I have also gathered a little statistics on contributions in our projects since I want to do this to show our appreciation for the people that are using our software and contributing back to us - Thank you!
Only listing the external contributors here, as for the OP5 developers and contributors - you know we love you guys!
I've analyzed the contributions since 2016-12-01 - 2017-03-30 and highlighted the external contributors below. If you are interested ,you can click the links on each project on Github to get the full list of contributors and commits. I didn't find a good way to display the history for the last four months with graphics for now, so you'll have to set for numbers alone.
- Number of commits: 139
- Total contributors: 15
- Full history on Github
Even if Naemon is not a project governed by OP5, we contribute heavily to this project, and a lot of the commits comes from OP5, so I'm listing it here as well.
- Number of commits: 55
- Total contributors: 9
- Full history on Github
Conferences, talks and workshops
A few of us at OP5 will be attending FOSS-North the 26th of April this year to listen to all the interesting speakers and exchange ideas and discuss with all the other participants.

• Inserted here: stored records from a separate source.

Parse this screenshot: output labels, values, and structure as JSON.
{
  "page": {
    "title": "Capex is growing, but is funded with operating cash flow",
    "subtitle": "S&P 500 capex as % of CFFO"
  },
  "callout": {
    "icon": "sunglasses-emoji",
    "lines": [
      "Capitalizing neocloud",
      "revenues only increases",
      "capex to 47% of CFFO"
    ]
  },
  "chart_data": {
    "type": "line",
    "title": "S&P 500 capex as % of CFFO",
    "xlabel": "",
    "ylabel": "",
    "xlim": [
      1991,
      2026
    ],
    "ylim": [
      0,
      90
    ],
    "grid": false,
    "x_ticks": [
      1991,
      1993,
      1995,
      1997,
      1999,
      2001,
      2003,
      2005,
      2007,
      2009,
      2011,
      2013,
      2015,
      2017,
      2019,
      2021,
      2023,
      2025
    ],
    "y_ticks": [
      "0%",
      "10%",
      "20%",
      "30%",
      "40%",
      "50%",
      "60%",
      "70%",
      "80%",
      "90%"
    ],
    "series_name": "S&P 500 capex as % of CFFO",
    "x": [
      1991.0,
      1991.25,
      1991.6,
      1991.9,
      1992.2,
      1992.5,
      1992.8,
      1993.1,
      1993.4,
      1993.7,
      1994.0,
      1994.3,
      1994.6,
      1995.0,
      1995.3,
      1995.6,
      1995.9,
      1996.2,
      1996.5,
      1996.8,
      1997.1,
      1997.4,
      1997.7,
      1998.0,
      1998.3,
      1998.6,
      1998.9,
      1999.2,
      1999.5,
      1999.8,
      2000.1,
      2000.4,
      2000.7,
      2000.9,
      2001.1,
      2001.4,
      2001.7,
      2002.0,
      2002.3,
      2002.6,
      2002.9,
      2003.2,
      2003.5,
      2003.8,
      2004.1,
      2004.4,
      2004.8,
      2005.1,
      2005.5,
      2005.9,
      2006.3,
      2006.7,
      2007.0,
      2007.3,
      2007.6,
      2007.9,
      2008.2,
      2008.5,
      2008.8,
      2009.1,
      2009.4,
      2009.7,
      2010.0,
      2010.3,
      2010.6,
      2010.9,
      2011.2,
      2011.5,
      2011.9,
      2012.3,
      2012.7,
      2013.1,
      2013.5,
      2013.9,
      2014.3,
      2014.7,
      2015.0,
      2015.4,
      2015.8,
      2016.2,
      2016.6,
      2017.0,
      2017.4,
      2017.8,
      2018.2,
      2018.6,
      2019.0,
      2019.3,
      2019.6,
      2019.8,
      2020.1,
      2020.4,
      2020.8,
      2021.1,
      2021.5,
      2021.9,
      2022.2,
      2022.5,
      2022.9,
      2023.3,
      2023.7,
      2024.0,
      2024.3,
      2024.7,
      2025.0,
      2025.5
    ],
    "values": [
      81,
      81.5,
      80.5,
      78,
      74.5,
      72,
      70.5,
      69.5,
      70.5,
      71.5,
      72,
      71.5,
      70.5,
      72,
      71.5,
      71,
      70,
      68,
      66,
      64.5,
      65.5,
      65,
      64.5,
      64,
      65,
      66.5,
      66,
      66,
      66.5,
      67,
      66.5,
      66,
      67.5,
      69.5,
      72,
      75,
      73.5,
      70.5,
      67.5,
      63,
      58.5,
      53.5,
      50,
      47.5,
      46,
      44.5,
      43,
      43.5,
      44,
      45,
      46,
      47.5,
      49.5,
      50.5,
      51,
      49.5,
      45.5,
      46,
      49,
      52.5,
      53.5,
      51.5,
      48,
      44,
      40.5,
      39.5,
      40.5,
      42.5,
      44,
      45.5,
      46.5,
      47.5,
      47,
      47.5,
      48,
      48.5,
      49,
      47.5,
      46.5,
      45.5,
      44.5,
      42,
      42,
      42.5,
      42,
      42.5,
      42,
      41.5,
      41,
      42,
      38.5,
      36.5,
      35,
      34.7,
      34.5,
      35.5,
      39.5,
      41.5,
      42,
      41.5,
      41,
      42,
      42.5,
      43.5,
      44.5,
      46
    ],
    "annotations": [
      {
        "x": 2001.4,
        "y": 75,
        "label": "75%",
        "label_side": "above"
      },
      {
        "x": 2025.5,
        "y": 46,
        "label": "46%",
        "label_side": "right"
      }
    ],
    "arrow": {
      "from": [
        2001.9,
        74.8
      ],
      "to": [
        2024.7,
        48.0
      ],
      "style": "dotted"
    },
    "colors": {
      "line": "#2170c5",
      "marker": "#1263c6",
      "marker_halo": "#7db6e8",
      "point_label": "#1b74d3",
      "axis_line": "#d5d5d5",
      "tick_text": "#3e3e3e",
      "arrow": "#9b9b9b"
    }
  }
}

To mention a few that I find interesting among all the speakers:
- Knut Yrvin - Open Source on Internet of things
- Jeff Campbell - Actionable Agile Tools
- Alexander Larsson - Flatpak: Apps on the linux desktops
- Lennart Poettering - Immutable and Stateless Systems with systemd
- Jos Poortvliet - Nextcloud: the future of private cloud sync and share, collaboration and coffee machines
I have a few things I would like to focus on the next few months, and that is to make it easier for the community to try our software that is published on Github. I think the effort is to high to get a monitoring solution running based on Naemon, Naemon-livestatus, Ninja and Merlin. I would want to make it easier to get going and use our things as this would make it easier for the users, as well provide us with more feedback about feature requests and the occasional bugs. As a start I would like to have a proper guide that explains how to download, compile and configure these components, and even better - providing builds so they can be easily installed.
What do you want from us? Can we make something better? Please get back to us if you have suggestions or feedback of any kind.